The authors acknowledge that the paper has several limitations. For instance, they weren't able to access exact birth dates and pregnancy lengths, so they can't completely account for the effects of premature births. For instance, if a baby were born a month premature, they would actually be about 0.9 years old developmentally at their first birthday. The researchers said that they would love better, more granular health data from more regions.

Still, the team also says the study's findings are strong enough to make causal claims. They checked their results under a variety of alternative thresholds and considered other factors that may have influenced their findings. "We show versions of the results that use five different sets of alternative thresholds," McMahon said. "No matter the threshold, our main conclusion remained the same."

They even looked at the effect of prenatal WBGT on birthrates and infant mortality. "It does not look like early death or failed pregnancies are seriously impacting the results of our study," Funk said.

Far-reaching ramifications

The results have a number of implications. Assessing risk based solely on temperature misses humid coastlines and river valleys. "These are literally the cradles of civilization," Funk said. "And so they're the most densely populated places on the planet." Scientists have estimated that about 38% of the global population lived within 100 kilometers of the coast as of 2018, and an even higher percentage live in close proximity to a river or lake.

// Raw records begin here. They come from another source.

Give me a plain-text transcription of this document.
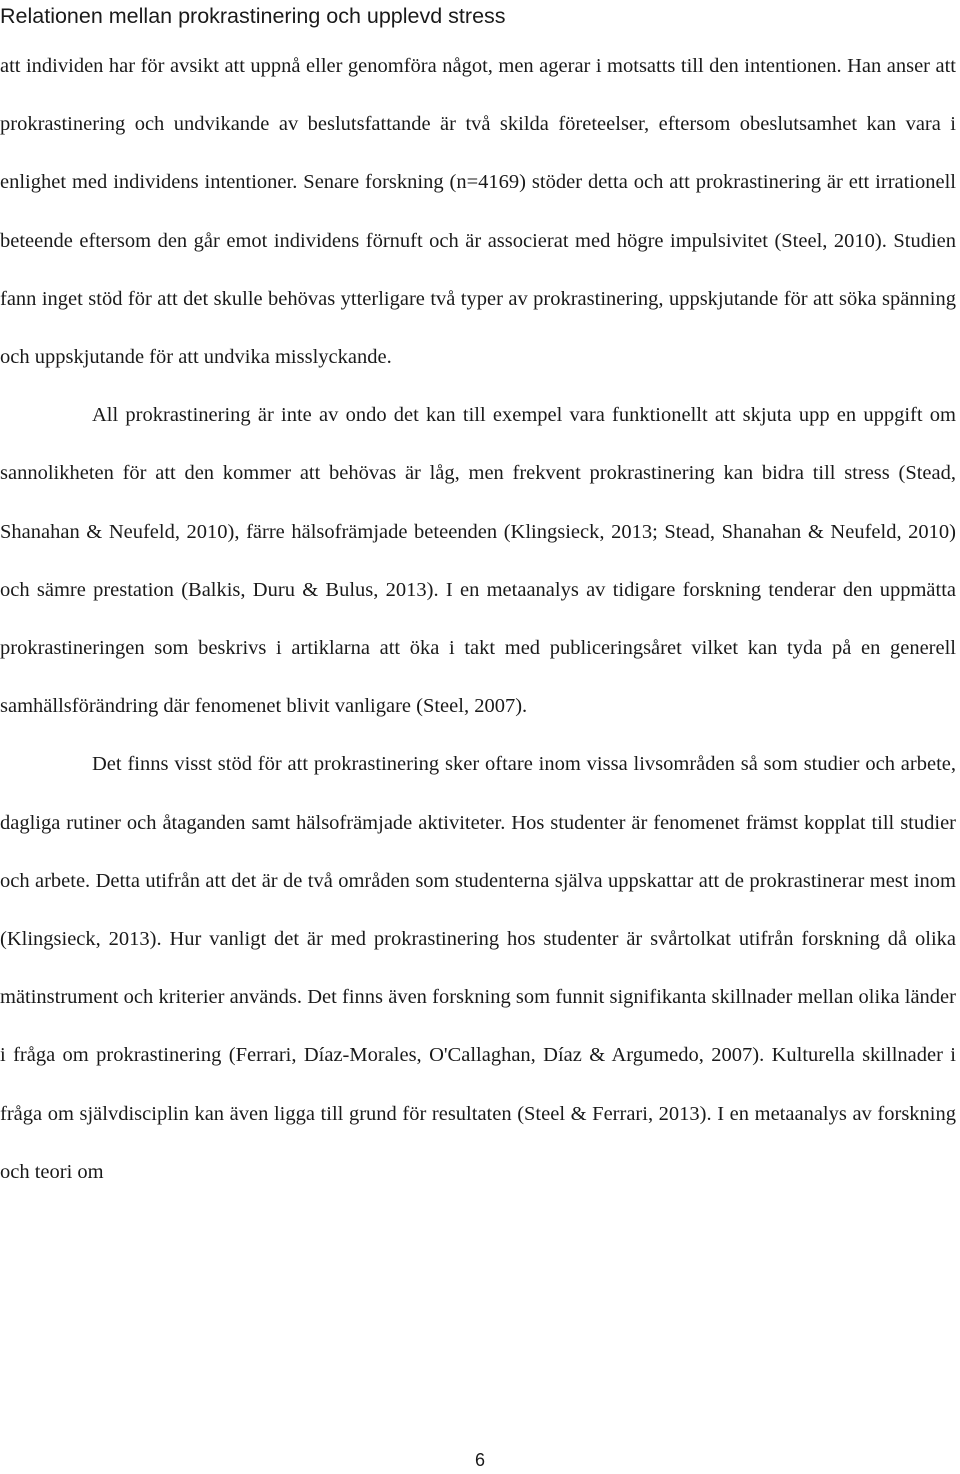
Relationen mellan prokrastinering och upplevd stress

att individen har för avsikt att uppnå eller genomföra något, men agerar i motsatts till den intentionen. Han anser att prokrastinering och undvikande av beslutsfattande är två skilda företeelser, eftersom obeslutsamhet kan vara i enlighet med individens intentioner. Senare forskning (n=4169) stöder detta och att prokrastinering är ett irrationell beteende eftersom den går emot individens förnuft och är associerat med högre impulsivitet (Steel, 2010). Studien fann inget stöd för att det skulle behövas ytterligare två typer av prokrastinering, uppskjutande för att söka spänning och uppskjutande för att undvika misslyckande.

All prokrastinering är inte av ondo det kan till exempel vara funktionellt att skjuta upp en uppgift om sannolikheten för att den kommer att behövas är låg, men frekvent prokrastinering kan bidra till stress (Stead, Shanahan & Neufeld, 2010), färre hälsofrämjade beteenden (Klingsieck, 2013; Stead, Shanahan & Neufeld, 2010) och sämre prestation (Balkis, Duru & Bulus, 2013). I en metaanalys av tidigare forskning tenderar den uppmätta prokrastineringen som beskrivs i artiklarna att öka i takt med publiceringsåret vilket kan tyda på en generell samhällsförändring där fenomenet blivit vanligare (Steel, 2007).

Det finns visst stöd för att prokrastinering sker oftare inom vissa livsområden så som studier och arbete, dagliga rutiner och åtaganden samt hälsofrämjade aktiviteter. Hos studenter är fenomenet främst kopplat till studier och arbete. Detta utifrån att det är de två områden som studenterna själva uppskattar att de prokrastinerar mest inom (Klingsieck, 2013). Hur vanligt det är med prokrastinering hos studenter är svårtolkat utifrån forskning då olika mätinstrument och kriterier används. Det finns även forskning som funnit signifikanta skillnader mellan olika länder i fråga om prokrastinering (Ferrari, Díaz-Morales, O'Callaghan, Díaz & Argumedo, 2007). Kulturella skillnader i fråga om självdisciplin kan även ligga till grund för resultaten (Steel & Ferrari, 2013). I en metaanalys av forskning och teori om

6
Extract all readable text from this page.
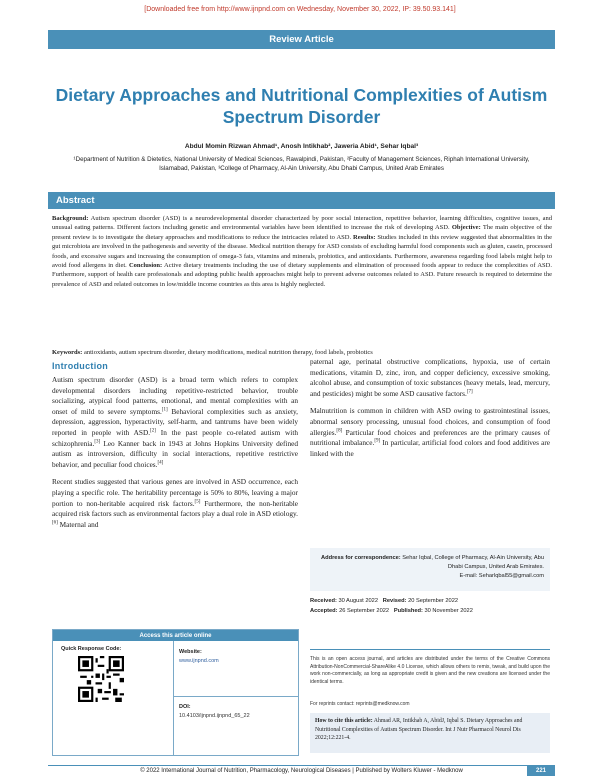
[Downloaded free from http://www.ijnpnd.com on Wednesday, November 30, 2022, IP: 39.50.93.141]
Review Article
Dietary Approaches and Nutritional Complexities of Autism Spectrum Disorder
Abdul Momin Rizwan Ahmad¹, Anosh Intikhab², Jaweria Abid¹, Sehar Iqbal³
¹Department of Nutrition & Dietetics, National University of Medical Sciences, Rawalpindi, Pakistan, ²Faculty of Management Sciences, Riphah International University, Islamabad, Pakistan, ³College of Pharmacy, Al-Ain University, Abu Dhabi Campus, United Arab Emirates
Abstract
Background: Autism spectrum disorder (ASD) is a neurodevelopmental disorder characterized by poor social interaction, repetitive behavior, learning difficulties, cognitive issues, and unusual eating patterns. Different factors including genetic and environmental variables have been identified to increase the risk of developing ASD. Objective: The main objective of the present review is to investigate the dietary approaches and modifications to reduce the intricacies related to ASD. Results: Studies included in this review suggested that abnormalities in the gut microbiota are involved in the pathogenesis and severity of the disease. Medical nutrition therapy for ASD consists of excluding harmful food components such as gluten, casein, processed foods, and excessive sugars and increasing the consumption of omega-3 fats, vitamins and minerals, probiotics, and antioxidants. Furthermore, awareness regarding food labels might help to avoid food allergens in diet. Conclusion: Active dietary treatments including the use of dietary supplements and elimination of processed foods appear to reduce the complexities of ASD. Furthermore, support of health care professionals and adopting public health approaches might help to prevent adverse outcomes related to ASD. Future research is required to determine the prevalence of ASD and related outcomes in low/middle income countries as this area is highly neglected.
Keywords: antioxidants, autism spectrum disorder, dietary modifications, medical nutrition therapy, food labels, probiotics
Introduction

Autism spectrum disorder (ASD) is a broad term which refers to complex developmental disorders including repetitive-restricted behavior, trouble socializing, atypical food patterns, emotional, and mental complexities with an onset of mild to severe symptoms.[1] Behavioral complexities such as anxiety, depression, aggression, hyperactivity, self-harm, and tantrums have been widely reported in people with ASD.[2] In the past people co-related autism with schizophrenia.[3] Leo Kanner back in 1943 at Johns Hopkins University defined autism as introversion, difficulty in social interactions, repetitive restrictive behavior, and peculiar food choices.[4]

Recent studies suggested that various genes are involved in ASD occurrence, each playing a specific role. The heritability percentage is 50% to 80%, leaving a major portion to non-heritable acquired risk factors.[5] Furthermore, the non-heritable acquired risk factors such as environmental factors play a dual role in ASD etiology.[6] Maternal and

paternal age, perinatal obstructive complications, hypoxia, use of certain medications, vitamin D, zinc, iron, and copper deficiency, excessive smoking, alcohol abuse, and consumption of toxic substances (heavy metals, lead, mercury, and pesticides) might be some ASD causative factors.[7]

Malnutrition is common in children with ASD owing to gastrointestinal issues, abnormal sensory processing, unusual food choices, and consumption of food allergies.[8] Particular food choices and preferences are the primary causes of nutritional imbalance.[9] In particular, artificial food colors and food additives are linked with the

Access this article online
Quick Response Code:	Website:
www.ijnpnd.com
DOI:
10.4103/ijnpnd.ijnpnd_65_22
Address for correspondence: Sehar Iqbal, College of Pharmacy, Al-Ain University, Abu Dhabi Campus, United Arab Emirates.
E-mail: Seharlqbal55@gmail.com
Received: 30 August 2022 Revised: 20 September 2022
Accepted: 26 September 2022 Published: 30 November 2022
This is an open access journal, and articles are distributed under the terms of the Creative Commons Attribution-NonCommercial-ShareAlike 4.0 License, which allows others to remix, tweak, and build upon the work non-commercially, as long as appropriate credit is given and the new creations are licensed under the identical terms.
For reprints contact: reprints@medknow.com
How to cite this article: Ahmad AR, Intikhab A, AbidJ, Iqbal S. Dietary Approaches and Nutritional Complexities of Autism Spectrum Disorder. Int J Nutr Pharmacol Neurol Dis 2022;12:221-4.
© 2022 International Journal of Nutrition, Pharmacology, Neurological Diseases | Published by Wolters Kluwer - Medknow	221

South Asia — a region of over 1.7 billion people — could be hit particularly hard in the coming years. If exposed to conditions expected by 2050 under a high-emissions scenario, around 3.5 million children would've experienced stunting in the study region alone. "Even if societies succeed in limiting warming to 2°C above preindustrial levels, South Asia is expected to suffer from deadly heat events every year," the authors write.

What's more, a lot of research on the effects of extreme weather looks at deaths rather than health impacts. "But, extreme weather harms many more people than it kills," McMahon said. Focusing only on mortality leaves out a large part of how these conditions affect people's lives. "This affects our calculus of the cost of climate change for human health and society overall."

Poor health also generates large economic impacts, which can be multigenerational, creating a cycle of further poverty and poor health, Funk explained. "The picture painted by this research is grim, but it could lead to a lot of potentially positive interventions."

It's important to note that many vicious cycles are virtuous cycles run in reverse, meaning that small interventions could yield dramatic, far-reaching effects. Relatively simple education and messaging campaigns could produce big increases in resilience and adaptive behaviors, the researchers said.

Funk and his colleagues at the Climate Hazards Center are working on extreme heat forecasting and early warning systems, such as a project with the Kenyan meteorological department to improve the forecasts for the Kakuma refugee camp in northern Kenya. By tracking WBGT, the organization running the refugee camp can take adaptive measures when a heatwave is imminent.

The center is also studying the conditions that drive these heatwaves to understand their connection to regional weather systems. The team is working with Microsoft's AI for Good Lab to harness machine learning for weather modeling to forecasting conditions in refugee camps.

Baylis's group is investigating how hazards compound upon each other, such as the effects of heat and air pollution. McMahon will look into some of the nuances of heat exposure, such as which mothers, babies and children are most vulnerable to this hazard, as well as how these disparities may evolve in the future.

McMahon also plans to continue investigating the effect of heat and humidity on vulnerable populations, including farmworkers in California. She will work with a group of health clinics in the Salinas Valley to understand how extreme these conditions affect rates of heat-related medical visits in farm-working communities. Heat stress among farmworkers is well documented in the media and a number of qualitative studies, she said, but this work will help quantify this serious health problem in one of California's key agricultural regions.